Disney's Huge Growth Opportunity
FundamentalsWhat once was a "boring" blue chip has now turned into a flexible, adapting, innovative, and content collecting machine. The bullish argument for Disney is that CEO Bob Iger, by collecting the Star Wars, Pixar and Marvel content into the Disney juggernaut has created a large pool of profits for several years to come. Bulls argue that that the once boring (and stuck) stock is poised for larger revenue, profits and a higher price. Further, the company has recently been saying that ESPN may bypass cable for streaming "eventually." Bob Iger said, "I think eventually ESPN becomes a business that is sold directly to the consumers." This is a crtical innovation given the trouble cable providers are seeing (more on that soon).

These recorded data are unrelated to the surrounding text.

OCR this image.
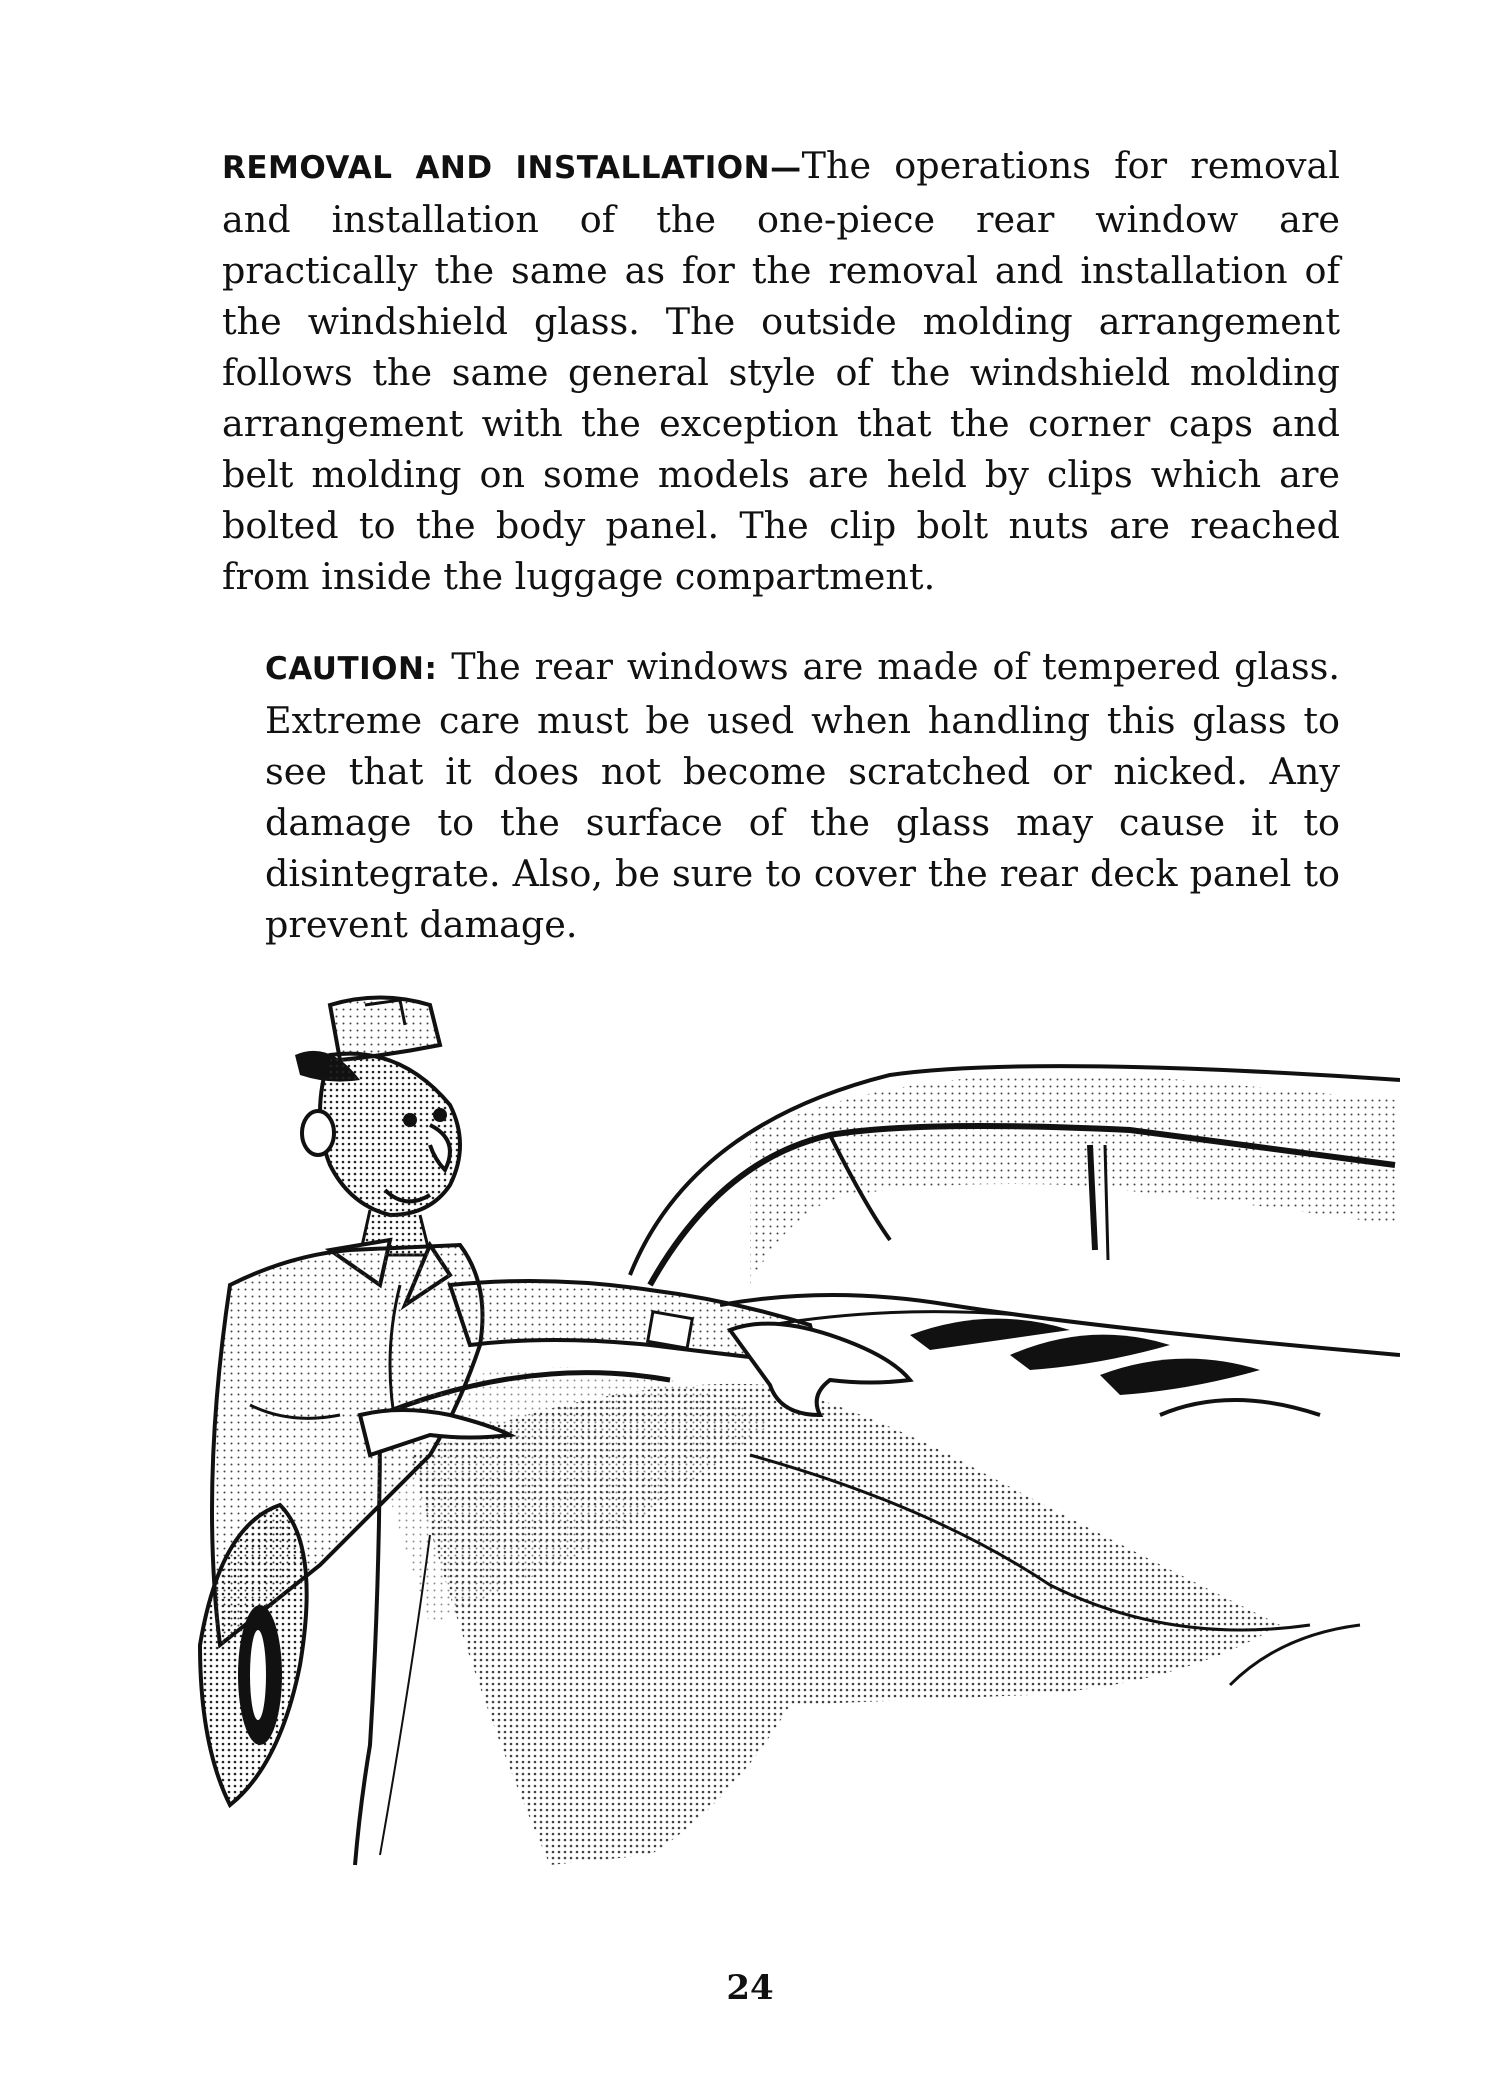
REMOVAL AND INSTALLATION—The operations for removal and installation of the one-piece rear window are practically the same as for the removal and installation of the windshield glass. The outside molding arrangement follows the same general style of the windshield molding arrangement with the exception that the corner caps and belt molding on some models are held by clips which are bolted to the body panel. The clip bolt nuts are reached from inside the luggage compartment.

CAUTION: The rear windows are made of tempered glass. Extreme care must be used when handling this glass to see that it does not become scratched or nicked. Any damage to the surface of the glass may cause it to disintegrate. Also, be sure to cover the rear deck panel to prevent damage.

24
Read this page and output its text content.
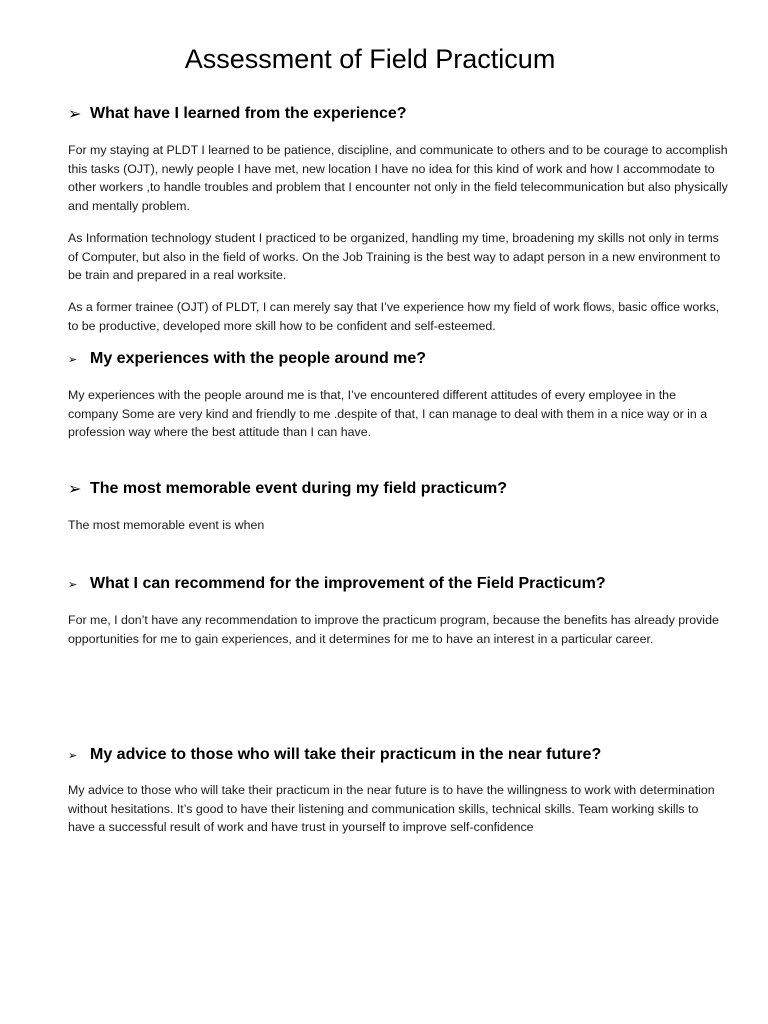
Assessment of Field Practicum
➢ What have I learned from the experience?

For my staying at PLDT I learned to be patience, discipline, and communicate to others and to be courage to accomplish this tasks (OJT), newly people I have met, new location I have no idea for this kind of work and how I accommodate to other workers ,to handle troubles and problem that I encounter not only in the field telecommunication but also physically and mentally problem.

As Information technology student I practiced to be organized, handling my time, broadening my skills not only in terms of Computer, but also in the field of works. On the Job Training is the best way to adapt person in a new environment to be train and prepared in a real worksite.

As a former trainee (OJT) of PLDT, I can merely say that I’ve experience how my field of work flows, basic office works, to be productive, developed more skill how to be confident and self-esteemed.

➢ My experiences with the people around me?

My experiences with the people around me is that, I’ve encountered different attitudes of every employee in the company Some are very kind and friendly to me .despite of that, I can manage to deal with them in a nice way or in a profession way where the best attitude than I can have.

➢ The most memorable event during my field practicum?

The most memorable event is when

➢ What I can recommend for the improvement of the Field Practicum?

For me, I don’t have any recommendation to improve the practicum program, because the benefits has already provide opportunities for me to gain experiences, and it determines for me to have an interest in a particular career.

➢ My advice to those who will take their practicum in the near future?

My advice to those who will take their practicum in the near future is to have the willingness to work with determination without hesitations. It’s good to have their listening and communication skills, technical skills. Team working skills to have a successful result of work and have trust in yourself to improve self-confidence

A live streaming service for sports events is a beautiful idea, beautiful capitalization on an already powerful asset and yet another creative way Disney has moved from old school to new school and mitigated risk of cable cord cutters. Further, now that Disney owns George Lucas' company, (in 2012) it has loads of money to make in the upcoming Star Wars movies. That's pretty exciting, but there is so much more.
Morgan Stanley's Benjamin Swinburne forecasts that the new Star Wars film could add $2 billion in retail consumer merchandise sales to the franchise's nearly $3 billion in annual sales. That would net Disney an incremental $200 million in license fees. Disney should also clear about $100 million in video game revenue in 2016, Swinburne estimates (Source: TheStreet.com).
The company got the cover story in the May 30th publication of Barron's where author Jack Hough notes that the firm "is a wizard at wringing profits from its theme parks and cruises, hit films and merchandise sales." Here's a chart of revenue (TTM) in the blue bars and net income (TTM) in the orange line. Note that both are at all-time highs.
But there's more...
Even though the firm makes money from theme parks, movie tickets and toy and game licenses, let us not lose the forest for the trees: Disney's media division is the single biggest business segment, accounting for more than half of all earnings (Source: Motley Fool) . Media networks generate cash through distribution fees, like the ones Disney charges cable companies for the right to carry channels like ESPN and Disney. But, as we all know, the the media business (and in particular the cable business) is getting disrupted in a rather abrupt way. According to the Motley Fool:
"The number of households subscribing to huge cable packages is down, and people are spending less time watching broadcast TV -- even if they're spending more time watching TV overall. So, Disney is having trouble finding growth in its biggest business: Operating profits there are up just 1.5% through the last nine months, compared to 19% for the rest of the business."
Source: Motley Fool
Now recall the possibility of spinning ESPN into a product that gets sold directly to consumers and bypases cable altogether. That's a solid hedge for the firm from the larger scale issue with cable providers. On the other hand, we do have a very bullish phenomenon where consumer products sales are growing massively with a 37% growth in profit over the most recent three quarters. As we stated earlier, its been pure "wizardry" that has put together Frozen, Avengers and Star Wars product lines under one roof and the profits should be quite large.
It really wouldn't be a complete story for any multi-national firm without a discussion of China. Disney has built a massive Shanghai resort and the company has already stated that it will hurt earnings in 2016. The bullish argument is that this resort will be a multi-decade profit center once it's up and running given that China's "middle class" will grow from 47 million people in 2010 to 472 million people by 2020, per Bloomberg.
As Disney stock has fallen in the recent months, the company has raised $2.4 billion for a stock buyback program. How's that for a bullish stance from the company?